Si vienes de Facebook, seguramente te quedaste con la intriga de saber qué pasó realmente con la joven que bajó al ruedo para enfrentar a la bestia. Prepárate, porque la verdad detrás de ese poderoso empresario, su fortuna y el gigantesco animal negro es mucho más impactante de lo que imaginas.
El sol caía a plomo sobre la inmensa plaza de toros, calentando la arena seca y levantando un polvo fino que asfixiaba a los presentes.
Las gradas estaban repletas de miles de personas que gritaban enloquecidas, sedientas de espectáculo y adrenalina.
En el palco principal, rodeado de lujos y hombres de seguridad con gafas oscuras, estaba sentado don Arturo.
Él era un empresario temido en toda la región, dueño de propiedades, mansiones de lujo y negocios de dudosa legalidad.
Vestía un impecable traje blanco que contrastaba con la miseria de la gente que trabajaba para él en el campo.
En su muñeca brillaba un reloj de oro macizo, un símbolo de su inmenso estatus y de su arrogancia desmedida.
Frente a él, de pie sobre la madera crujiente del palco, se encontraba Elena.
Era una joven de campo, con las manos curtidas por el trabajo duro y la ropa desgastada por los años de esfuerzo constante.
Elena temblaba de pies a cabeza, no solo por el miedo a la bestia que bufaba allá abajo, sino por la humillación.
Su familia estaba a punto de perder la pequeña granja que su abuelo les había dejado en herencia, todo por una deuda millonaria y fraudulenta.
Don Arturo, con una sonrisa fría y calculadora, la miraba desde su silla como si ella fuera un simple insecto.
El millonario levantó una mano y agitó un fajo grueso de billetes frente al rostro pálido de la muchacha.
El sonido del papel moneda golpeando el aire era como un látigo invisible en medio de la tensión del momento.
—»Te doy treinta millones si entras a esa arena y bailas a ese toro» —dijo el empresario, con una voz profunda y cargada de desprecio.
Treinta millones.

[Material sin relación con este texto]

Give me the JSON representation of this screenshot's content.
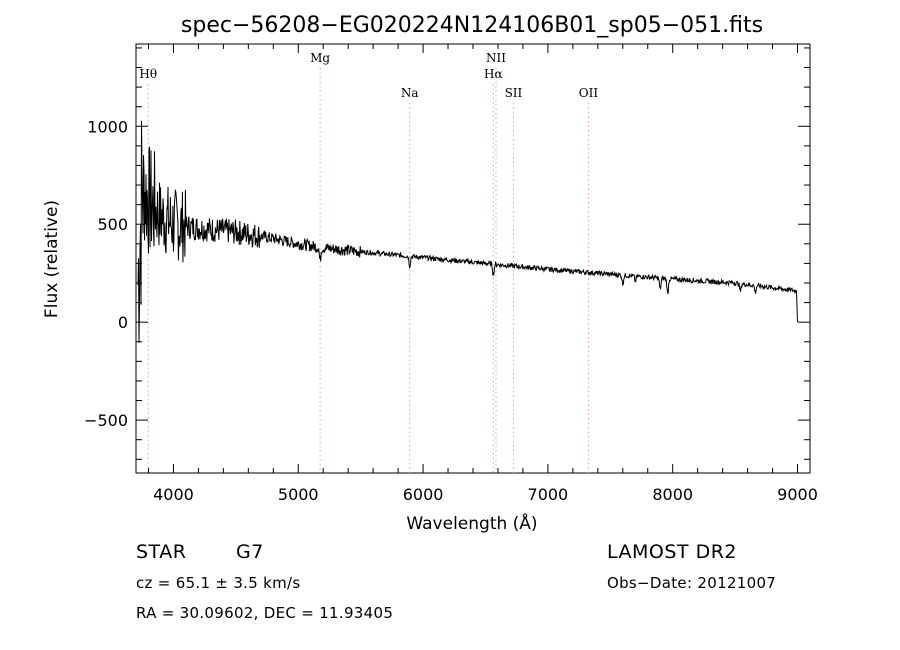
{
  "chart_data": {
    "type": "line",
    "title": "spec−56208−EG020224N124106B01_sp05−051.fits",
    "xlabel": "Wavelength (Å)",
    "ylabel": "Flux (relative)",
    "xlim": [
      3700,
      9100
    ],
    "ylim": [
      -770,
      1420
    ],
    "x_ticks": [
      4000,
      5000,
      6000,
      7000,
      8000,
      9000
    ],
    "x_tick_labels": [
      "4000",
      "5000",
      "6000",
      "7000",
      "8000",
      "9000"
    ],
    "y_ticks": [
      -500,
      0,
      500,
      1000
    ],
    "y_tick_labels": [
      "−500",
      "0",
      "500",
      "1000"
    ],
    "grid": false,
    "line_color": "#000000",
    "line_marker_color": "#e8a0a0",
    "spectral_lines": [
      {
        "name": "Hθ",
        "wavelength": 3798,
        "row": 1
      },
      {
        "name": "Mg",
        "wavelength": 5175,
        "row": 0
      },
      {
        "name": "Na",
        "wavelength": 5893,
        "row": 2
      },
      {
        "name": "NII",
        "wavelength": 6584,
        "row": 0
      },
      {
        "name": "Hα",
        "wavelength": 6563,
        "row": 1
      },
      {
        "name": "SII",
        "wavelength": 6724,
        "row": 2
      },
      {
        "name": "OII",
        "wavelength": 7325,
        "row": 2
      }
    ],
    "series": [
      {
        "name": "flux",
        "continuum_anchors": [
          [
            3716,
            200
          ],
          [
            3750,
            700
          ],
          [
            3800,
            620
          ],
          [
            3900,
            540
          ],
          [
            4000,
            500
          ],
          [
            4200,
            480
          ],
          [
            4500,
            460
          ],
          [
            4700,
            440
          ],
          [
            5000,
            400
          ],
          [
            5200,
            380
          ],
          [
            5500,
            360
          ],
          [
            6000,
            330
          ],
          [
            6500,
            300
          ],
          [
            7000,
            270
          ],
          [
            7500,
            245
          ],
          [
            8000,
            220
          ],
          [
            8500,
            200
          ],
          [
            9000,
            160
          ]
        ],
        "absorption_features": [
          [
            5175,
            70
          ],
          [
            5893,
            50
          ],
          [
            6563,
            55
          ],
          [
            7600,
            45
          ],
          [
            7700,
            25
          ],
          [
            7900,
            60
          ],
          [
            7960,
            80
          ],
          [
            8542,
            40
          ],
          [
            8662,
            35
          ]
        ]
      }
    ]
  },
  "info": {
    "object_class": "STAR",
    "subclass": "G7",
    "cz": "cz = 65.1 ± 3.5 km/s",
    "coords": "RA =  30.09602, DEC =  11.93405",
    "survey": "LAMOST DR2",
    "obs_date": "Obs−Date: 20121007"
  }
}
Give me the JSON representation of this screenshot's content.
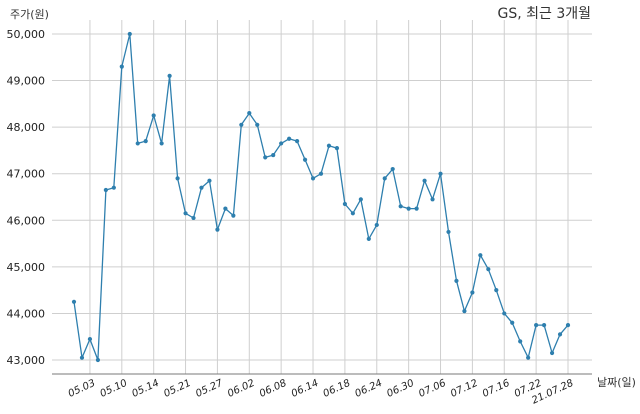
{
  "chart_data": {
    "type": "line",
    "title": "GS, 최근 3개월",
    "ylabel": "주가(원)",
    "xlabel": "날짜(일)",
    "ylim": [
      42700,
      50300
    ],
    "yticks": [
      43000,
      44000,
      45000,
      46000,
      47000,
      48000,
      49000,
      50000
    ],
    "ytick_labels": [
      "43,000",
      "44,000",
      "45,000",
      "46,000",
      "47,000",
      "48,000",
      "49,000",
      "50,000"
    ],
    "xtick_labels": [
      "05.03",
      "05.10",
      "05.14",
      "05.21",
      "05.27",
      "06.02",
      "06.08",
      "06.14",
      "06.18",
      "06.24",
      "06.30",
      "07.06",
      "07.12",
      "07.16",
      "07.22",
      "21.07.28"
    ],
    "xtick_index": [
      2,
      6,
      10,
      14,
      18,
      22,
      26,
      30,
      34,
      38,
      42,
      46,
      50,
      54,
      58,
      62
    ],
    "grid": true,
    "series": [
      {
        "color": "#2e7fae",
        "values": [
          44250,
          43050,
          43450,
          43000,
          46650,
          46700,
          49300,
          50000,
          47650,
          47700,
          48250,
          47650,
          49100,
          46900,
          46150,
          46050,
          46700,
          46850,
          45800,
          46250,
          46100,
          48050,
          48300,
          48050,
          47350,
          47400,
          47650,
          47750,
          47700,
          47300,
          46900,
          47000,
          47600,
          47550,
          46350,
          46150,
          46450,
          45600,
          45900,
          46900,
          47100,
          46300,
          46250,
          46250,
          46850,
          46450,
          47000,
          45750,
          44700,
          44050,
          44450,
          45250,
          44950,
          44500,
          44000,
          43800,
          43400,
          43050,
          43750,
          43750,
          43150,
          43550,
          43750
        ]
      }
    ]
  }
}
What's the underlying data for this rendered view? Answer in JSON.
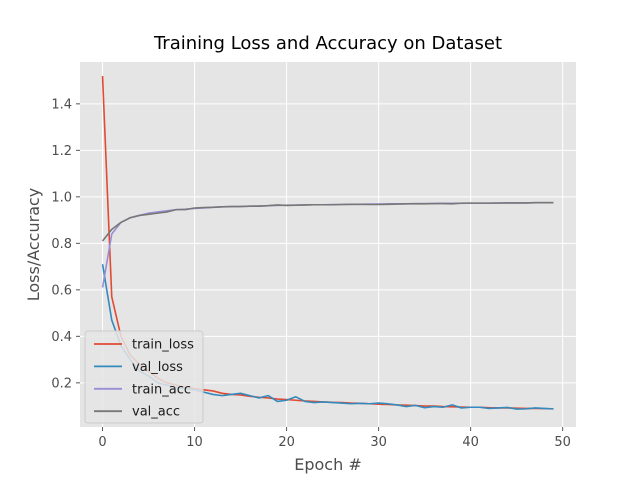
{
  "chart_data": {
    "type": "line",
    "title": "Training Loss and Accuracy on Dataset",
    "xlabel": "Epoch #",
    "ylabel": "Loss/Accuracy",
    "xlim": [
      -2.45,
      51.45
    ],
    "ylim": [
      0.01,
      1.58
    ],
    "xticks": [
      0,
      10,
      20,
      30,
      40,
      50
    ],
    "yticks": [
      0.2,
      0.4,
      0.6,
      0.8,
      1.0,
      1.2,
      1.4
    ],
    "ytick_labels": [
      "0.2",
      "0.4",
      "0.6",
      "0.8",
      "1.0",
      "1.2",
      "1.4"
    ],
    "grid": true,
    "style": "ggplot",
    "legend_position": "lower-left",
    "x": [
      0,
      1,
      2,
      3,
      4,
      5,
      6,
      7,
      8,
      9,
      10,
      11,
      12,
      13,
      14,
      15,
      16,
      17,
      18,
      19,
      20,
      21,
      22,
      23,
      24,
      25,
      26,
      27,
      28,
      29,
      30,
      31,
      32,
      33,
      34,
      35,
      36,
      37,
      38,
      39,
      40,
      41,
      42,
      43,
      44,
      45,
      46,
      47,
      48,
      49
    ],
    "series": [
      {
        "name": "train_loss",
        "color": "#E24A33",
        "values": [
          1.52,
          0.57,
          0.4,
          0.32,
          0.28,
          0.25,
          0.22,
          0.2,
          0.19,
          0.18,
          0.175,
          0.17,
          0.165,
          0.155,
          0.15,
          0.148,
          0.142,
          0.138,
          0.135,
          0.13,
          0.128,
          0.125,
          0.122,
          0.12,
          0.118,
          0.116,
          0.115,
          0.113,
          0.112,
          0.11,
          0.108,
          0.107,
          0.105,
          0.104,
          0.102,
          0.1,
          0.1,
          0.098,
          0.097,
          0.096,
          0.095,
          0.095,
          0.093,
          0.092,
          0.092,
          0.091,
          0.09,
          0.09,
          0.089,
          0.088
        ]
      },
      {
        "name": "val_loss",
        "color": "#348ABD",
        "values": [
          0.71,
          0.47,
          0.36,
          0.3,
          0.25,
          0.23,
          0.2,
          0.19,
          0.18,
          0.175,
          0.17,
          0.16,
          0.15,
          0.145,
          0.15,
          0.155,
          0.145,
          0.135,
          0.145,
          0.12,
          0.125,
          0.14,
          0.12,
          0.115,
          0.118,
          0.115,
          0.113,
          0.11,
          0.112,
          0.11,
          0.113,
          0.11,
          0.105,
          0.098,
          0.103,
          0.093,
          0.098,
          0.095,
          0.105,
          0.092,
          0.095,
          0.095,
          0.09,
          0.092,
          0.094,
          0.087,
          0.088,
          0.092,
          0.09,
          0.088
        ]
      },
      {
        "name": "train_acc",
        "color": "#988ED5",
        "values": [
          0.61,
          0.84,
          0.89,
          0.91,
          0.92,
          0.93,
          0.935,
          0.94,
          0.945,
          0.947,
          0.95,
          0.952,
          0.955,
          0.957,
          0.958,
          0.959,
          0.96,
          0.961,
          0.962,
          0.963,
          0.964,
          0.964,
          0.965,
          0.966,
          0.966,
          0.967,
          0.967,
          0.968,
          0.968,
          0.969,
          0.969,
          0.97,
          0.97,
          0.97,
          0.971,
          0.971,
          0.971,
          0.972,
          0.972,
          0.972,
          0.973,
          0.973,
          0.973,
          0.974,
          0.974,
          0.974,
          0.974,
          0.975,
          0.975,
          0.975
        ]
      },
      {
        "name": "val_acc",
        "color": "#777777",
        "values": [
          0.81,
          0.86,
          0.89,
          0.91,
          0.92,
          0.925,
          0.93,
          0.935,
          0.945,
          0.945,
          0.952,
          0.954,
          0.955,
          0.957,
          0.958,
          0.958,
          0.96,
          0.96,
          0.962,
          0.965,
          0.963,
          0.964,
          0.965,
          0.966,
          0.966,
          0.966,
          0.967,
          0.968,
          0.968,
          0.967,
          0.967,
          0.968,
          0.969,
          0.97,
          0.97,
          0.97,
          0.971,
          0.971,
          0.97,
          0.973,
          0.973,
          0.973,
          0.973,
          0.973,
          0.974,
          0.974,
          0.974,
          0.975,
          0.975,
          0.975
        ]
      }
    ]
  }
}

Esa cifra resonó en la cabeza de Elena como un eco ensordecedor que borraba el ruido de la multitud.
Con ese dinero, podría salvar la tierra de su familia, pagar a los abogados y librarse para siempre de las garras de ese hombre.
Pero el precio era jugar a la ruleta rusa con su propia vida.
Allá abajo, en el centro del ruedo, un enorme toro negro de media tonelada escarbaba la tierra con furia ciega.
El animal levantaba nubes de polvo denso, resoplando con una violencia que hacía temblar las pesadas barreras de madera.
Elena tragó saliva. Sintió un nudo en la garganta que apenas le permitía respirar, pero cerró los puños con fuerza.
—»Acepto» —respondió, con un hilo de voz que apenas se escuchó, pero que selló su destino.
Sin mirar atrás, la joven dio media vuelta y comenzó a descender lentamente por las escaleras de piedra hacia el callejón del ruedo.
Cada paso que daba le pesaba como si llevara bloques de plomo atados a sus viejas botas de cuero.
El murmullo de las gradas comenzó a apagarse. El público se dio cuenta de que la joven que bajaba a la arena no llevaba capote, ni protección.
Iba completamente indefensa. El silencio se apoderó del lugar, volviéndose tan espeso que se podía cortar con un cuchillo.
Elena abrió la pesada puerta roja del burladero y pisó la arena caliente. El crujido de la tierra bajo sus pies fue el único sonido en el inmenso estadio.
A lo lejos, el gigantesco toro negro detuvo su marcha frenética. Giró su enorme cabeza, fijando sus ojos oscuros en la pequeña figura que acababa de invadir su territorio.
El animal bajó la cornamenta, preparándose para la embestida mortal. Los músculos de su cuello se tensaron como cables de acero a punto de reventar.
Elena no retrocedió. Sabía que si mostraba pánico, el instinto cazador de la bestia terminaría con ella en una fracción de segundo.
La distancia entre la vida y la tragedia era apenas de unos cuantos metros de arena seca.